Ayıptır sorması, senin pijamayla başbakan karşılama meraklısı patronunun şimdi nerede? Gezi Parkı arazisinin epey bir kısmını -buradaki ağaçların kesilmesinden sonra- işgal eden Hilton'da mı yoksa? Hilton dedim de aklıma geldi: Patronunun 3 milyar dolarlık ranta matuf "insaf", "hak" ve "adalet" dolu plan tadilatlarının hali nicedir?
"Bütün davaları kazandığımız halde, 'Her şeyinize el koyacağız, oturduğunuz eve kadar alacağız' şantajı ile gasp edilen sadece patronumuzun değil, hisse sahiplerinin ve çalışanların hakları ne olacak..."
Bir şey diyeyim mi miço? "Patron" ağzına çok yakışıyor. "Şantaj" ve "gasp" da...
...
PATRONUNA İYİ BAK!
Senle sohbet etmek çok keyifli de miço, ben artık yoruldum.
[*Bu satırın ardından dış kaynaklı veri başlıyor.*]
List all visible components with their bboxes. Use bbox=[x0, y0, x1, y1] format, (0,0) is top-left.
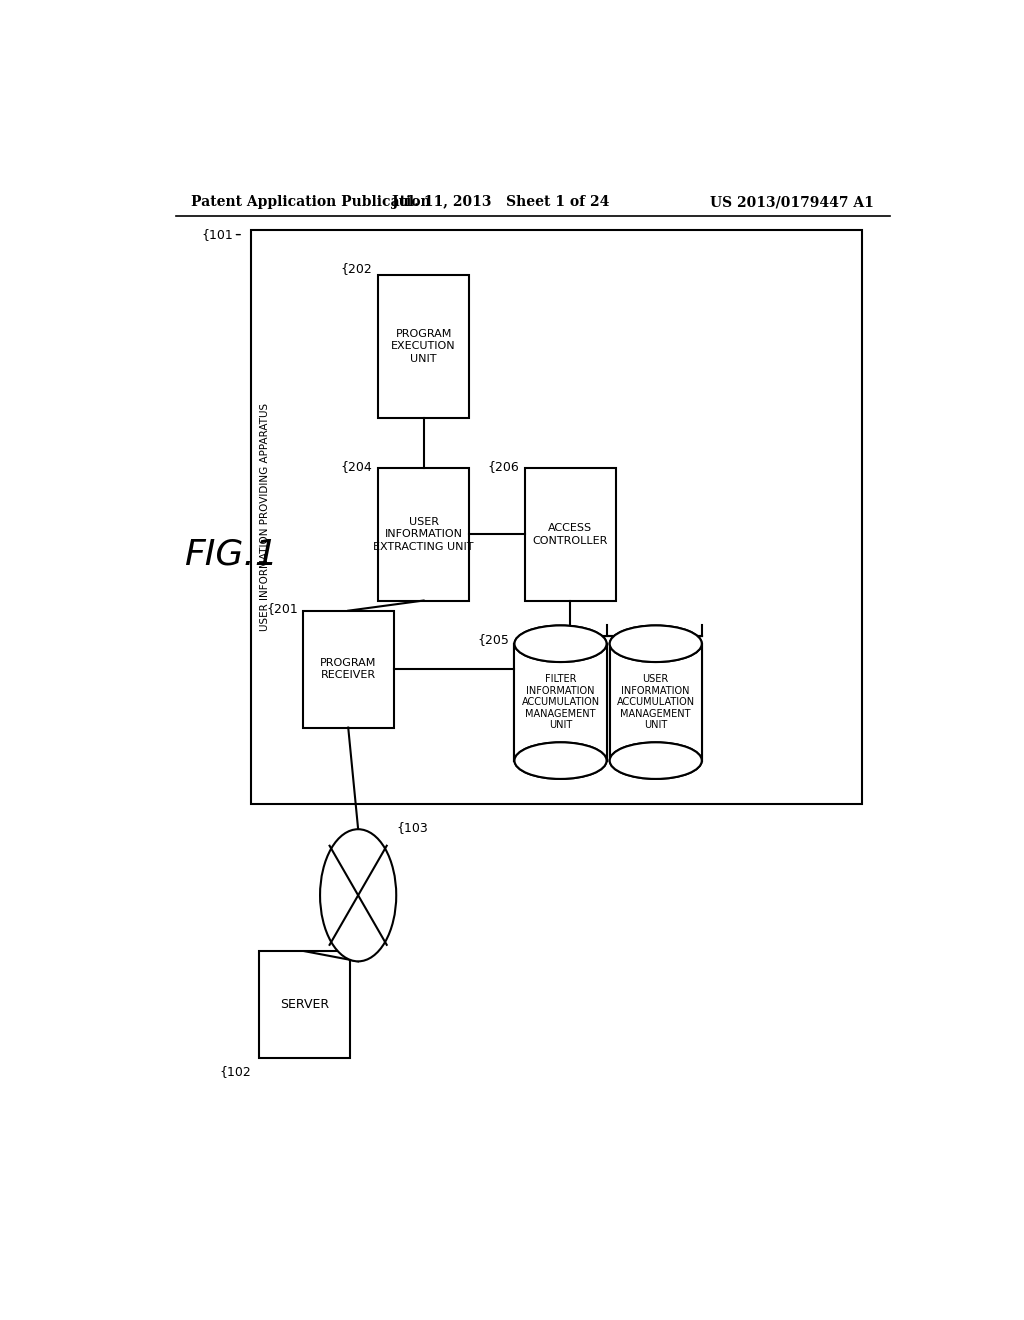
Ellipse shape bbox=[609, 742, 701, 779]
Text: PROGRAM
RECEIVER: PROGRAM RECEIVER bbox=[321, 657, 377, 680]
Bar bbox=[514, 644, 606, 760]
Text: {101: {101 bbox=[201, 228, 232, 242]
Text: {202: {202 bbox=[341, 261, 373, 275]
Text: PROGRAM
EXECUTION
UNIT: PROGRAM EXECUTION UNIT bbox=[391, 329, 456, 364]
Text: {102: {102 bbox=[219, 1065, 251, 1078]
Text: FIG.1: FIG.1 bbox=[183, 537, 278, 572]
Ellipse shape bbox=[609, 626, 701, 663]
Bar bbox=[378, 469, 469, 601]
Text: Jul. 11, 2013   Sheet 1 of 24: Jul. 11, 2013 Sheet 1 of 24 bbox=[392, 195, 609, 209]
Text: {201: {201 bbox=[267, 602, 299, 615]
Ellipse shape bbox=[609, 742, 701, 779]
Text: {203: {203 bbox=[572, 632, 604, 645]
Text: ACCESS
CONTROLLER: ACCESS CONTROLLER bbox=[532, 523, 608, 545]
Bar bbox=[524, 469, 616, 601]
Ellipse shape bbox=[514, 626, 606, 663]
Ellipse shape bbox=[514, 626, 606, 663]
Ellipse shape bbox=[514, 742, 606, 779]
Ellipse shape bbox=[609, 626, 701, 663]
Bar bbox=[378, 276, 469, 417]
Text: USER
INFORMATION
ACCUMULATION
MANAGEMENT
UNIT: USER INFORMATION ACCUMULATION MANAGEMENT… bbox=[616, 675, 695, 730]
Text: FILTER
INFORMATION
ACCUMULATION
MANAGEMENT
UNIT: FILTER INFORMATION ACCUMULATION MANAGEME… bbox=[521, 675, 600, 730]
Ellipse shape bbox=[514, 742, 606, 779]
Text: USER
INFORMATION
EXTRACTING UNIT: USER INFORMATION EXTRACTING UNIT bbox=[374, 517, 474, 552]
Ellipse shape bbox=[321, 829, 396, 961]
Bar bbox=[609, 644, 701, 760]
Bar bbox=[609, 644, 701, 760]
Text: US 2013/0179447 A1: US 2013/0179447 A1 bbox=[710, 195, 873, 209]
Bar bbox=[259, 952, 350, 1057]
Bar bbox=[514, 644, 606, 760]
Text: {103: {103 bbox=[396, 821, 428, 834]
Bar bbox=[303, 611, 394, 727]
Bar bbox=[251, 230, 862, 804]
Text: USER INFORMATION PROVIDING APPARATUS: USER INFORMATION PROVIDING APPARATUS bbox=[260, 403, 270, 631]
Text: SERVER: SERVER bbox=[280, 998, 329, 1011]
Text: {206: {206 bbox=[487, 459, 519, 473]
Text: Patent Application Publication: Patent Application Publication bbox=[191, 195, 431, 209]
Text: {204: {204 bbox=[341, 459, 373, 473]
Text: {205: {205 bbox=[477, 632, 509, 645]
En iyisi, yazının en keyifli yerinden vedalaşalım:
"Samimiyet...İhtiyacımız olan tek şey bu..."
Umre ve Ayşe Arman, dekolte ve Aydın Doğan, samimiyet ve Ertuğrul Özkök... Dielman'ın bile hayallerinin ötesinde..
"O samimiyeti gösterdiğiniz takdirde, yapayalnız kaldığınız şu dünyada, hiç tahmin etmediğiniz insanları yanınızda görebilirsiniz."
Seni? Patronunu? Kemalistleri? Siyonistleri? Neoconları?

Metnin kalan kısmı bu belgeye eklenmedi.